Seven Points of Practice

  1. Study and practice the buddhadharma only for the sake of the buddhadharma, not for the sake of emotions or worldly ideas.

  2. Zazen is our truest and most venerable teacher.

  3. Zazen must work concretely in our daily lives as the two practices (vow and repentance), the three minds (magnanimous mind, nurturing mind, and joyful mind), and as the realization of the saying "Gaining is delusion, losing is enlightenment."

  4. Live by vow and root it deeply.

  5. Realizing that development and backsliding are your responsibility alone, endeavor to practice and develop.

  6. Sit silently for ten years, then for ten more years, and then for another ten years.

  7. Cooperate with one another and aim to create a place where sincere practitioners can practice without trouble.

The only true enlightenment is awareness of the vivid reality of life, moment by moment. So we practice enlightenment right now, right here, in every moment.

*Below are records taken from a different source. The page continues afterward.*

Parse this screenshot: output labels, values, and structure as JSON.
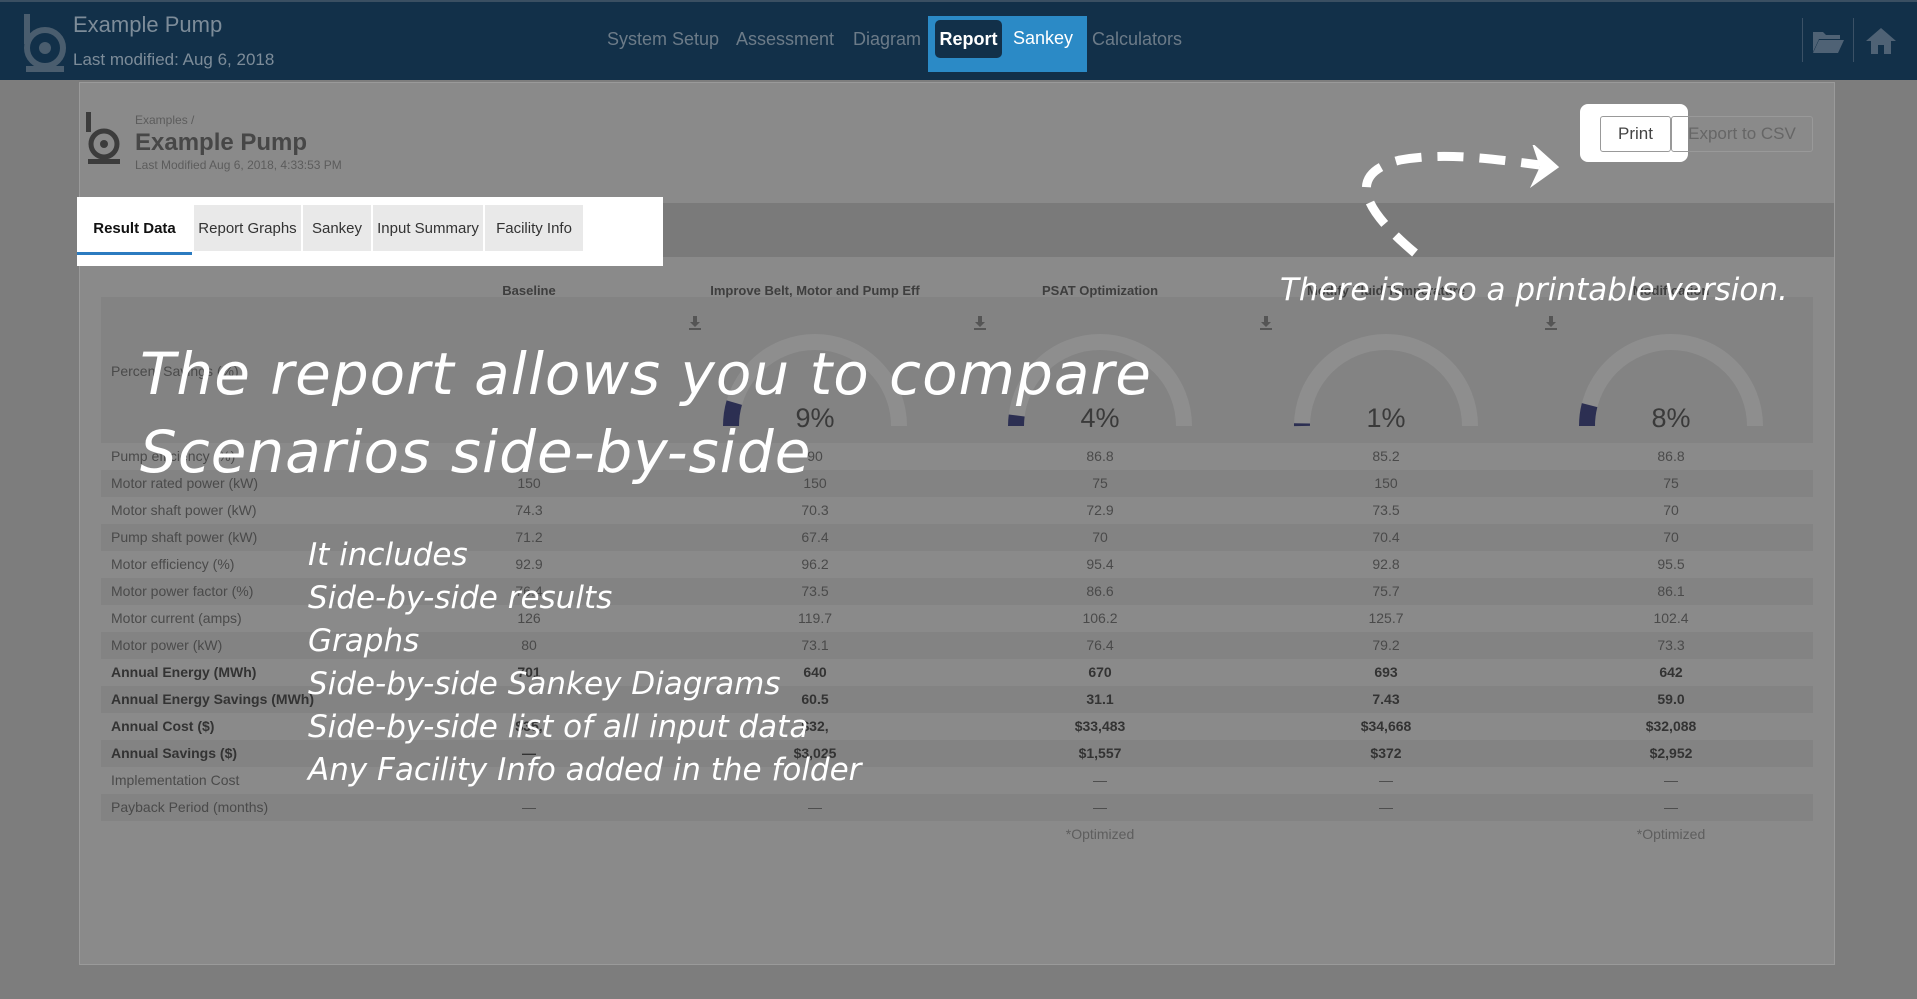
{
  "navbar": {
    "title": "Example Pump",
    "last_modified": "Last modified: Aug 6, 2018",
    "tabs": {
      "system_setup": "System Setup",
      "assessment": "Assessment",
      "diagram": "Diagram",
      "report": "Report",
      "sankey": "Sankey",
      "calculators": "Calculators"
    },
    "icons": [
      "pump-logo-icon",
      "folder-open-icon",
      "home-icon"
    ],
    "active_tab": "Report",
    "accent_color": "#2b8ac6",
    "bg_color": "#123049"
  },
  "report": {
    "breadcrumb": "Examples /",
    "title": "Example Pump",
    "last_modified": "Last Modified Aug 6, 2018, 4:33:53 PM",
    "print_label": "Print",
    "export_label": "Export to CSV",
    "tabs": [
      "Result Data",
      "Report Graphs",
      "Sankey",
      "Input Summary",
      "Facility Info"
    ],
    "active_tab": "Result Data"
  },
  "table": {
    "columns": [
      "Baseline",
      "Improve Belt, Motor and Pump Eff",
      "PSAT Optimization",
      "Modify Fluid Temperature",
      "Modification"
    ],
    "percent_label": "Percent Savings (%)",
    "percent_savings": [
      "",
      "9%",
      "4%",
      "1%",
      "8%"
    ],
    "percent_values": [
      null,
      9,
      4,
      1,
      8
    ],
    "rows": [
      {
        "label": "Pump efficiency (%)",
        "values": [
          "",
          "90",
          "86.8",
          "85.2",
          "86.8"
        ],
        "bold": false
      },
      {
        "label": "Motor rated power (kW)",
        "values": [
          "150",
          "150",
          "75",
          "150",
          "75"
        ],
        "bold": false
      },
      {
        "label": "Motor shaft power (kW)",
        "values": [
          "74.3",
          "70.3",
          "72.9",
          "73.5",
          "70"
        ],
        "bold": false
      },
      {
        "label": "Pump shaft power (kW)",
        "values": [
          "71.2",
          "67.4",
          "70",
          "70.4",
          "70"
        ],
        "bold": false
      },
      {
        "label": "Motor efficiency (%)",
        "values": [
          "92.9",
          "96.2",
          "95.4",
          "92.8",
          "95.5"
        ],
        "bold": false
      },
      {
        "label": "Motor power factor (%)",
        "values": [
          "76.4",
          "73.5",
          "86.6",
          "75.7",
          "86.1"
        ],
        "bold": false
      },
      {
        "label": "Motor current (amps)",
        "values": [
          "126",
          "119.7",
          "106.2",
          "125.7",
          "102.4"
        ],
        "bold": false
      },
      {
        "label": "Motor power (kW)",
        "values": [
          "80",
          "73.1",
          "76.4",
          "79.2",
          "73.3"
        ],
        "bold": false
      },
      {
        "label": "Annual Energy (MWh)",
        "values": [
          "701",
          "640",
          "670",
          "693",
          "642"
        ],
        "bold": true
      },
      {
        "label": "Annual Energy Savings (MWh)",
        "values": [
          "",
          "60.5",
          "31.1",
          "7.43",
          "59.0"
        ],
        "bold": true
      },
      {
        "label": "Annual Cost ($)",
        "values": [
          "$35,",
          "$32,",
          "$33,483",
          "$34,668",
          "$32,088"
        ],
        "bold": true
      },
      {
        "label": "Annual Savings ($)",
        "values": [
          "—",
          "$3,025",
          "$1,557",
          "$372",
          "$2,952"
        ],
        "bold": true
      },
      {
        "label": "Implementation Cost",
        "values": [
          "",
          "",
          "—",
          "—",
          "—"
        ],
        "bold": false
      },
      {
        "label": "Payback Period (months)",
        "values": [
          "—",
          "—",
          "—",
          "—",
          "—"
        ],
        "bold": false
      }
    ],
    "footnotes": [
      "",
      "",
      "*Optimized",
      "",
      "*Optimized"
    ]
  },
  "annotations": {
    "headline_line1": "The report allows you to compare",
    "headline_line2": "Scenarios side-by-side",
    "includes": [
      "It includes",
      "Side-by-side results",
      "Graphs",
      "Side-by-side Sankey Diagrams",
      "Side-by-side list of all input data",
      "Any Facility Info added in the folder"
    ],
    "print_note": "There is also a printable version."
  }
}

If we're not careful, we are apt to grant ultimate value to something we've just made up in our heads. Worldly types are always in a haze, thinking that money, fame, or status is the most valuable thing. Since we sometimes become absentminded and forget what is most important, we need to practice and reflect upon ourselves continually. This is what I mean by saying zazen is the most venerable thing in our lives.

You have to expect to be trampled on by difficult circumstances, maybe even for many years, but don't lose your life force under all the pressure. Unless you have that vow, you will lose heart. Only when you live by vow does everything you meet--wherever, whenever, whatever happens--reinforce your life as buddhadharma. As long as you have that vow to live out your life wherever you are, sooner or later spring will come. And when it does, you will have the strength to grow. This is the life force. You have to thoroughly understand that this is completely different from selfish ambition. Ultimately, development and backsliding depend only on you. It really is pointless to say that you became rotten because of your circumstances, or that your education is responsible, or that the blame belongs to somebody else. The fundamental attitude of a practitioner must be to live out one's own whole self.


Conditioned self (see also personal self): What in Western psychology might be termed ego, it is those aspects of self that are limited by circumstance, body, individuality.

Personal self: Who each of us is as a collection of our past and present circumstances, our wishes and ideas, and the identities of which we clothe ourselves.

Samadhi: In a narrow sense, a focusing of one's concentration on one object, but in a much broader sense, being concentrated and pouring all one's energies into each activity.

Universal life, universal self: Refers to the inclusive and endless aspect of life and the shared nature of the life force of all beings.